For pets, agave sap and chewed leaf tissue can cause mouth and skin irritation, drooling, and stomach upset in dogs and cats if they bite into a plant; it isn't a common cause of severe poisoning, but keep curious pets away from broken or cut agave, and rinse a pet's mouth or skin with water and call your vet if it happens.
Frequently Asked Questions
Can a rotted agave be saved?
Sometimes, if you catch it early. If only the lower leaves and outer roots are affected and the center of the rosette is still firm, cutting away the damage and repotting dry can work. Once the crown itself is mushy or pulls apart, the plant is not coming back.
How often should I actually water an agave?

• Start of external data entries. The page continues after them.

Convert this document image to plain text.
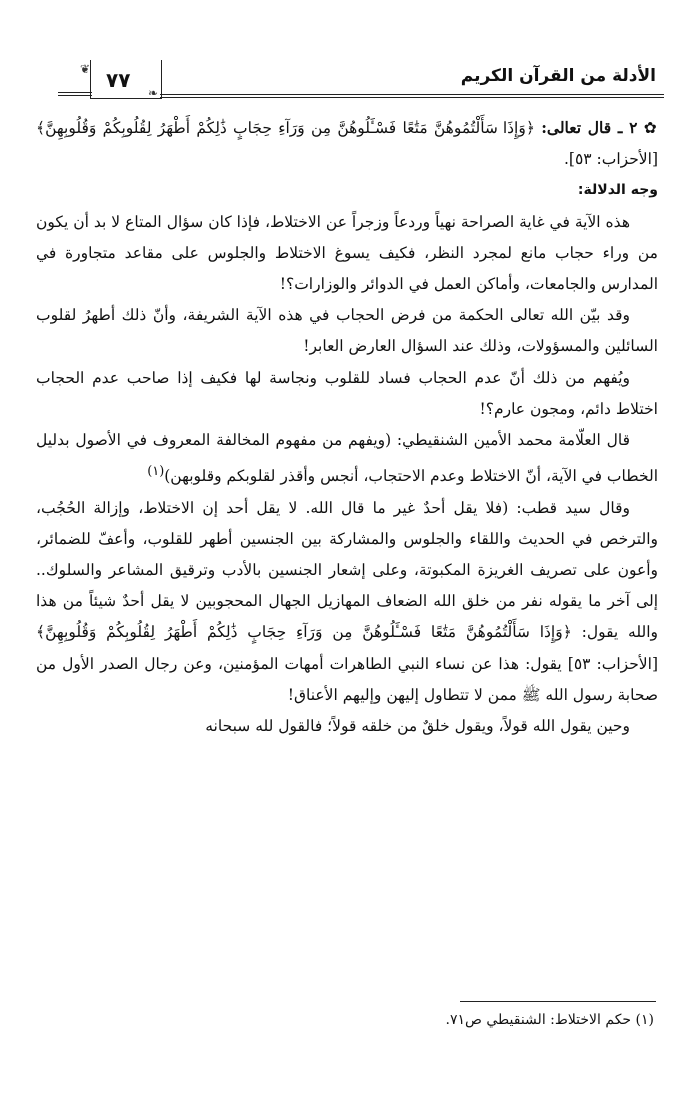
الأدلة من القرآن الكريم
٧٧
❦
❧

✿ ٢ ـ قال تعالى: ﴿وَإِذَا سَأَلْتُمُوهُنَّ مَتَٰعًا فَسْـَٔلُوهُنَّ مِن وَرَآءِ حِجَابٍ ذَٰلِكُمْ أَطْهَرُ لِقُلُوبِكُمْ وَقُلُوبِهِنَّ﴾ [الأحزاب: ٥٣].

وجه الدلالة:

هذه الآية في غاية الصراحة نهياً وردعاً وزجراً عن الاختلاط، فإذا كان سؤال المتاع لا بد أن يكون من وراء حجاب مانع لمجرد النظر، فكيف يسوغ الاختلاط والجلوس على مقاعد متجاورة في المدارس والجامعات، وأماكن العمل في الدوائر والوزارات؟!

وقد بيّن الله تعالى الحكمة من فرض الحجاب في هذه الآية الشريفة، وأنّ ذلك أطهرُ لقلوب السائلين والمسؤولات، وذلك عند السؤال العارض العابر!

ويُفهم من ذلك أنّ عدم الحجاب فساد للقلوب ونجاسة لها فكيف إذا صاحب عدم الحجاب اختلاط دائم، ومجون عارم؟!

قال العلّامة محمد الأمين الشنقيطي: (ويفهم من مفهوم المخالفة المعروف في الأصول بدليل الخطاب في الآية، أنّ الاختلاط وعدم الاحتجاب، أنجس وأقذر لقلوبكم وقلوبهن)$^{(١)}$

وقال سيد قطب: (فلا يقل أحدٌ غير ما قال الله. لا يقل أحد إن الاختلاط، وإزالة الحُجُب، والترخص في الحديث واللقاء والجلوس والمشاركة بين الجنسين أطهر للقلوب، وأعفّ للضمائر، وأعون على تصريف الغريزة المكبوتة، وعلى إشعار الجنسين بالأدب وترقيق المشاعر والسلوك.. إلى آخر ما يقوله نفر من خلق الله الضعاف المهازيل الجهال المحجوبين لا يقل أحدٌ شيئاً من هذا والله يقول: ﴿وَإِذَا سَأَلْتُمُوهُنَّ مَتَٰعًا فَسْـَٔلُوهُنَّ مِن وَرَآءِ حِجَابٍ ذَٰلِكُمْ أَطْهَرُ لِقُلُوبِكُمْ وَقُلُوبِهِنَّ﴾ [الأحزاب: ٥٣] يقول: هذا عن نساء النبي الطاهرات أمهات المؤمنين، وعن رجال الصدر الأول من صحابة رسول الله ﷺ ممن لا تتطاول إليهن وإليهم الأعناق!

وحين يقول الله قولاً، ويقول خلقٌ من خلقه قولاً؛ فالقول لله سبحانه

(١) حكم الاختلاط: الشنقيطي ص٧١.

There's no fixed number of days that works everywhere; it depends on your pot, soil, and climate. The rule that transfers across all of those is: soak it fully, then don't touch it again until the soil is completely dry.
Is it normal for agave to lose lower leaves?
Yes. Older, lower leaves naturally yellow, dry, and drop as the plant grows, and that's not disease. The difference is texture and smell: natural die-back is dry and papery, while rot is soft, wet, and smells bad.
Do I need a fungicide every time I see a soft spot?
No. Most rot problems are fixed by removing the bad tissue and correcting drainage and watering, not by adding a product. Fungicides can help on caught-early fungal rot, but they don't substitute for a gritty soil mix and a dry-between-waterings schedule.